International leaders agree that the global response to paediatric HIV/AIDS is insufficient, and that there is a strategic and moral imperative to better serve infants, children, and adolescents. The coming year holds promise that this consensus will be more than just rhetorical and will result in tangible improvements in the state of the epidemic.

For example, last November, the Vatican convened a meeting on scaling up early diagnosis and paediatric treatment. Representatives from, among others, the US President’s Emergency Plan for AIDS Relief, UNAIDS, WHO, Caritas Internationalis, and my organization, the Elizabeth Glaser Pediatric AIDS Foundation (EGPAF), adopted a comprehensive action plan including solid, actionable commitments for 2018. Among these were detailed pledges by pharmaceutical companies and the US Food and Drug Administration (FDA) to accelerate development of child-friendly ARV formulations. Several drug manufacturers also promised to make paediatric formulations available in low-income countries for the cost of production until generics become available. These commitments will make it far easier—and more affordable—to improve ARV coverage for children this year and beyond.

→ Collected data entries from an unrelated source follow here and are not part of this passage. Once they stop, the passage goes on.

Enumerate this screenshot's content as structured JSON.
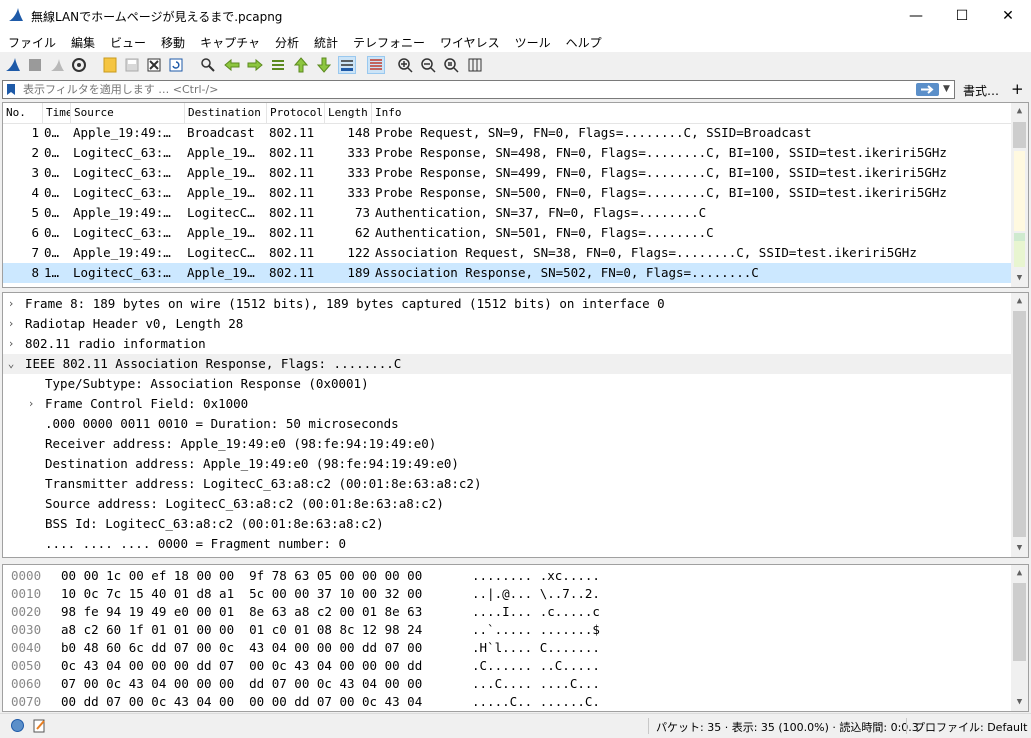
{
  "window": {
    "title": "無線LANでホームページが見えるまで.pcapng",
    "minimize": "—",
    "maximize": "☐",
    "close": "✕"
  },
  "menu": [
    "ファイル",
    "編集",
    "ビュー",
    "移動",
    "キャプチャ",
    "分析",
    "統計",
    "テレフォニー",
    "ワイヤレス",
    "ツール",
    "ヘルプ"
  ],
  "filter": {
    "placeholder": "表示フィルタを適用します … <Ctrl-/>",
    "value": "",
    "expressions_label": "書式…",
    "add_label": "+"
  },
  "packet_list": {
    "columns": [
      "No.",
      "Time",
      "Source",
      "Destination",
      "Protocol",
      "Length",
      "Info"
    ],
    "rows": [
      {
        "no": "1",
        "time": "0…",
        "src": "Apple_19:49:…",
        "dst": "Broadcast",
        "proto": "802.11",
        "len": "148",
        "info": "Probe Request, SN=9, FN=0, Flags=........C, SSID=Broadcast"
      },
      {
        "no": "2",
        "time": "0…",
        "src": "LogitecC_63:…",
        "dst": "Apple_19…",
        "proto": "802.11",
        "len": "333",
        "info": "Probe Response, SN=498, FN=0, Flags=........C, BI=100, SSID=test.ikeriri5GHz"
      },
      {
        "no": "3",
        "time": "0…",
        "src": "LogitecC_63:…",
        "dst": "Apple_19…",
        "proto": "802.11",
        "len": "333",
        "info": "Probe Response, SN=499, FN=0, Flags=........C, BI=100, SSID=test.ikeriri5GHz"
      },
      {
        "no": "4",
        "time": "0…",
        "src": "LogitecC_63:…",
        "dst": "Apple_19…",
        "proto": "802.11",
        "len": "333",
        "info": "Probe Response, SN=500, FN=0, Flags=........C, BI=100, SSID=test.ikeriri5GHz"
      },
      {
        "no": "5",
        "time": "0…",
        "src": "Apple_19:49:…",
        "dst": "LogitecC…",
        "proto": "802.11",
        "len": "73",
        "info": "Authentication, SN=37, FN=0, Flags=........C"
      },
      {
        "no": "6",
        "time": "0…",
        "src": "LogitecC_63:…",
        "dst": "Apple_19…",
        "proto": "802.11",
        "len": "62",
        "info": "Authentication, SN=501, FN=0, Flags=........C"
      },
      {
        "no": "7",
        "time": "0…",
        "src": "Apple_19:49:…",
        "dst": "LogitecC…",
        "proto": "802.11",
        "len": "122",
        "info": "Association Request, SN=38, FN=0, Flags=........C, SSID=test.ikeriri5GHz"
      },
      {
        "no": "8",
        "time": "1…",
        "src": "LogitecC_63:…",
        "dst": "Apple_19…",
        "proto": "802.11",
        "len": "189",
        "info": "Association Response, SN=502, FN=0, Flags=........C"
      }
    ],
    "selected_index": 7
  },
  "details": [
    {
      "arrow": "›",
      "indent": 0,
      "text": "Frame 8: 189 bytes on wire (1512 bits), 189 bytes captured (1512 bits) on interface 0"
    },
    {
      "arrow": "›",
      "indent": 0,
      "text": "Radiotap Header v0, Length 28"
    },
    {
      "arrow": "›",
      "indent": 0,
      "text": "802.11 radio information"
    },
    {
      "arrow": "⌄",
      "indent": 0,
      "text": "IEEE 802.11 Association Response, Flags: ........C"
    },
    {
      "arrow": "",
      "indent": 1,
      "text": "Type/Subtype: Association Response (0x0001)"
    },
    {
      "arrow": "›",
      "indent": 1,
      "text": "Frame Control Field: 0x1000"
    },
    {
      "arrow": "",
      "indent": 1,
      "text": ".000 0000 0011 0010 = Duration: 50 microseconds"
    },
    {
      "arrow": "",
      "indent": 1,
      "text": "Receiver address: Apple_19:49:e0 (98:fe:94:19:49:e0)"
    },
    {
      "arrow": "",
      "indent": 1,
      "text": "Destination address: Apple_19:49:e0 (98:fe:94:19:49:e0)"
    },
    {
      "arrow": "",
      "indent": 1,
      "text": "Transmitter address: LogitecC_63:a8:c2 (00:01:8e:63:a8:c2)"
    },
    {
      "arrow": "",
      "indent": 1,
      "text": "Source address: LogitecC_63:a8:c2 (00:01:8e:63:a8:c2)"
    },
    {
      "arrow": "",
      "indent": 1,
      "text": "BSS Id: LogitecC_63:a8:c2 (00:01:8e:63:a8:c2)"
    },
    {
      "arrow": "",
      "indent": 1,
      "text": ".... .... .... 0000 = Fragment number: 0"
    }
  ],
  "details_highlight_index": 3,
  "bytes": [
    {
      "off": "0000",
      "hex": "00 00 1c 00 ef 18 00 00  9f 78 63 05 00 00 00 00",
      "ascii": "........ .xc....."
    },
    {
      "off": "0010",
      "hex": "10 0c 7c 15 40 01 d8 a1  5c 00 00 37 10 00 32 00",
      "ascii": "..|.@... \\..7..2."
    },
    {
      "off": "0020",
      "hex": "98 fe 94 19 49 e0 00 01  8e 63 a8 c2 00 01 8e 63",
      "ascii": "....I... .c.....c"
    },
    {
      "off": "0030",
      "hex": "a8 c2 60 1f 01 01 00 00  01 c0 01 08 8c 12 98 24",
      "ascii": "..`..... .......$"
    },
    {
      "off": "0040",
      "hex": "b0 48 60 6c dd 07 00 0c  43 04 00 00 00 dd 07 00",
      "ascii": ".H`l.... C......."
    },
    {
      "off": "0050",
      "hex": "0c 43 04 00 00 00 dd 07  00 0c 43 04 00 00 00 dd",
      "ascii": ".C...... ..C....."
    },
    {
      "off": "0060",
      "hex": "07 00 0c 43 04 00 00 00  dd 07 00 0c 43 04 00 00",
      "ascii": "...C.... ....C..."
    },
    {
      "off": "0070",
      "hex": "00 dd 07 00 0c 43 04 00  00 00 dd 07 00 0c 43 04",
      "ascii": ".....C.. ......C."
    }
  ],
  "status": {
    "packets": "パケット: 35 · 表示: 35 (100.0%) · 読込時間: 0:0.3",
    "profile": "プロファイル: Default"
  },
  "colors": {
    "selection": "#cce8ff",
    "accent": "#1e5aa8",
    "filter_apply": "#5b8fc9"
  }
}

As 2018 continues to unfold, we have reason to be cautiously optimistic about not just treatment options, but also expanded early infant diagnosis, which both UNICEF and UNAIDS identify as a crucial prerequisite for starting and keeping children on treatment. At the International Conference on AIDS and STIs in Africa (ICASA), held in Abidjan in early December, EGPAF and Unitaid presented promising results from a project that has brought point-of-care early infant diagnosis (POC EID) technology to nine countries. Unlike conventional testing, POC EID testing allows samples to be tested quickly, often at the same facility where they are collected—meaning caregivers can receive results when and where they bring children in for care. Under conventional testing, the median turnaround time for test results is 55 days, whereas POC EID results are delivered within hours. When caregivers receive results quickly, they are more likely to start HIV-positive children on treatment: 91.8% of children diagnosed through POC EID started treatment, compared to 70.0% of children diagnosed through conventional testing.

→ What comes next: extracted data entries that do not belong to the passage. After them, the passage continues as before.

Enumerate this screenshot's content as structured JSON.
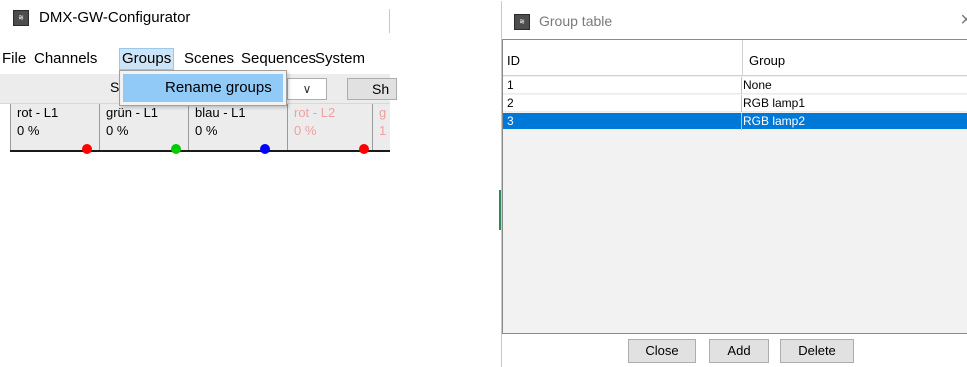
{
  "main_window": {
    "title": "DMX-GW-Configurator",
    "app_icon": "dmx-app-icon",
    "menu": [
      "File",
      "Channels",
      "Groups",
      "Scenes",
      "Sequences",
      "System"
    ],
    "toolbar": {
      "left_fragment": "S",
      "right_fragment": "Sh",
      "combo_icon": "chevron-down-icon"
    },
    "channels": [
      {
        "name": "rot - L1",
        "value": "0 %",
        "color": "#ff0000",
        "disabled": false
      },
      {
        "name": "grün - L1",
        "value": "0 %",
        "color": "#00cc00",
        "disabled": false
      },
      {
        "name": "blau - L1",
        "value": "0 %",
        "color": "#0000ff",
        "disabled": false
      },
      {
        "name": "rot - L2",
        "value": "0 %",
        "color": "#ff0000",
        "disabled": true
      },
      {
        "name": "g",
        "value": "1",
        "color": "#ff0000",
        "disabled": true
      }
    ],
    "groups_menu": {
      "items": [
        "Rename groups"
      ]
    }
  },
  "dialog": {
    "title": "Group table",
    "columns": [
      "ID",
      "Group"
    ],
    "rows": [
      {
        "id": "1",
        "group": "None",
        "selected": false
      },
      {
        "id": "2",
        "group": "RGB lamp1",
        "selected": false
      },
      {
        "id": "3",
        "group": "RGB lamp2",
        "selected": true
      }
    ],
    "buttons": [
      "Close",
      "Add",
      "Delete"
    ],
    "selection_color": "#0078d7"
  }
}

While commitments by international agencies and non-governmental organizations are important, it is leaders in the countries most burdened by HIV/AIDS whose actions could turn the tide as the year continues. Last December, over a dozen African countries sent Ministry of Health delegates and civil society representatives to attend a meeting at ICASA to build consensus around approaches for optimizing paediatric HIV treatment. This dialogue emphasized the “AIDS Free” component of Start Free. Stay Free. AIDS Free—a super-fast-track framework for ending paediatric AIDS that sets ambitious prevention and treatment targets for children, adolescents, and young women. At ICASA, participants endorsed detailed strategies for incentivizing and accelerating development and uptake of age-appropriate ARV formulations, as well as guidance to support introduction of POC EID. And earlier this week, the African Union and the Organisation of African First Ladies Against HIV/AIDS launched the Free to Shine campaignwhich prioritizes action in ending paediatric AIDS and keeping mothers alive and healthy. As cultural leaders and role models, first ladies are uniquely capable of influencing the public’s knowledge of, attitudes about, and behaviours regarding HIV/AIDS. Using this considerable authority for the benefit of children demonstrates a sincere commitment to getting the paediatric HIV/AIDS response back on track, and we look forward to continued action on their part.

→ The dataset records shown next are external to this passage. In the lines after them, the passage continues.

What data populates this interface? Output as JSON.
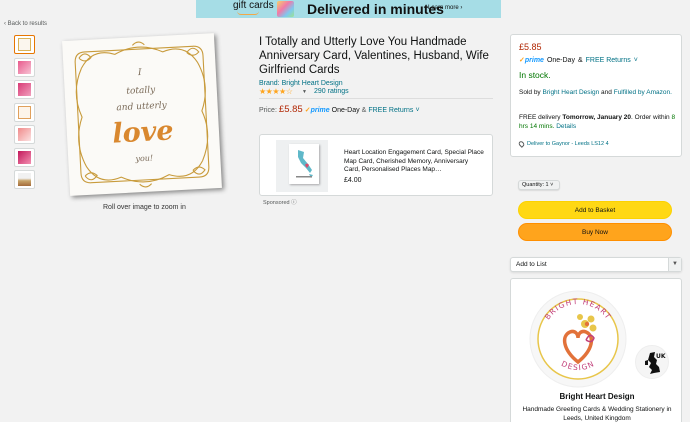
{
  "banner": {
    "gift_cards": "gift cards",
    "headline": "Delivered in minutes",
    "learn_more": "Learn more ›"
  },
  "nav": {
    "back": "‹ Back to results"
  },
  "gallery": {
    "thumbnails": [
      "thumb-1",
      "thumb-2",
      "thumb-3",
      "thumb-4",
      "thumb-5",
      "thumb-6",
      "thumb-7"
    ],
    "rollover_text": "Roll over image to zoom in",
    "card_words": {
      "line1": "I",
      "line2": "totally",
      "line3": "and utterly",
      "line4": "love",
      "line5": "you!"
    }
  },
  "product": {
    "title": "I Totally and Utterly Love You Handmade Anniversary Card, Valentines, Husband, Wife Girlfriend Cards",
    "brand": "Brand: Bright Heart Design",
    "rating_stars": "★★★★☆",
    "rating_value": 4.5,
    "ratings_count": "290 ratings",
    "price_label": "Price:",
    "price": "£5.85",
    "prime": "prime",
    "one_day": "One-Day",
    "amp": "&",
    "free_returns": "FREE Returns"
  },
  "sponsored": {
    "title": "Heart Location Engagement Card, Special Place Map Card, Cherished Memory, Anniversary Card, Personalised Places Map…",
    "price": "£4.00",
    "label": "Sponsored ⓘ"
  },
  "buybox": {
    "price": "£5.85",
    "prime": "prime",
    "one_day": "One-Day",
    "amp": "&",
    "free_returns": "FREE Returns",
    "stock": "In stock.",
    "sold_by_prefix": "Sold by",
    "seller": "Bright Heart Design",
    "and": "and",
    "fulfilled": "Fulfilled by Amazon.",
    "delivery_prefix": "FREE delivery",
    "delivery_date": "Tomorrow, January 20",
    "order_within": ". Order within",
    "countdown": "8 hrs 14 mins.",
    "details": "Details",
    "deliver_to": "Deliver to Gaynor - Leeds LS12 4",
    "quantity": "Quantity: 1",
    "add_to_basket": "Add to Basket",
    "buy_now": "Buy Now",
    "add_to_list": "Add to List"
  },
  "brand_card": {
    "logo_top": "BRIGHT HEART",
    "logo_bottom": "DESIGN",
    "uk_badge": "UK",
    "name": "Bright Heart Design",
    "description": "Handmade Greeting Cards & Wedding Stationery in Leeds, United Kingdom"
  },
  "colors": {
    "price_red": "#b12704",
    "link_teal": "#007185",
    "stock_green": "#007600",
    "star_orange": "#ffa41c",
    "basket_yellow": "#ffd814",
    "buy_orange": "#ffa41c",
    "prime_blue": "#1399ff"
  }
}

Recent steps towards improving paediatric ARV access and treatment, scaling up early infant diagnosis, and amplifying Africa-based advocacy are encouraging. If global leaders follow through on these key initiatives, we soon could—and should—usher in the first AIDS-free generation. Yet if we fail to deliver the necessary resources and political will, we may be facing another year of bad news for children. Let us learn from 2017 and, as we look ahead, approach the paediatric HIV agenda before us with the urgency it deserves and the tenacity it requires.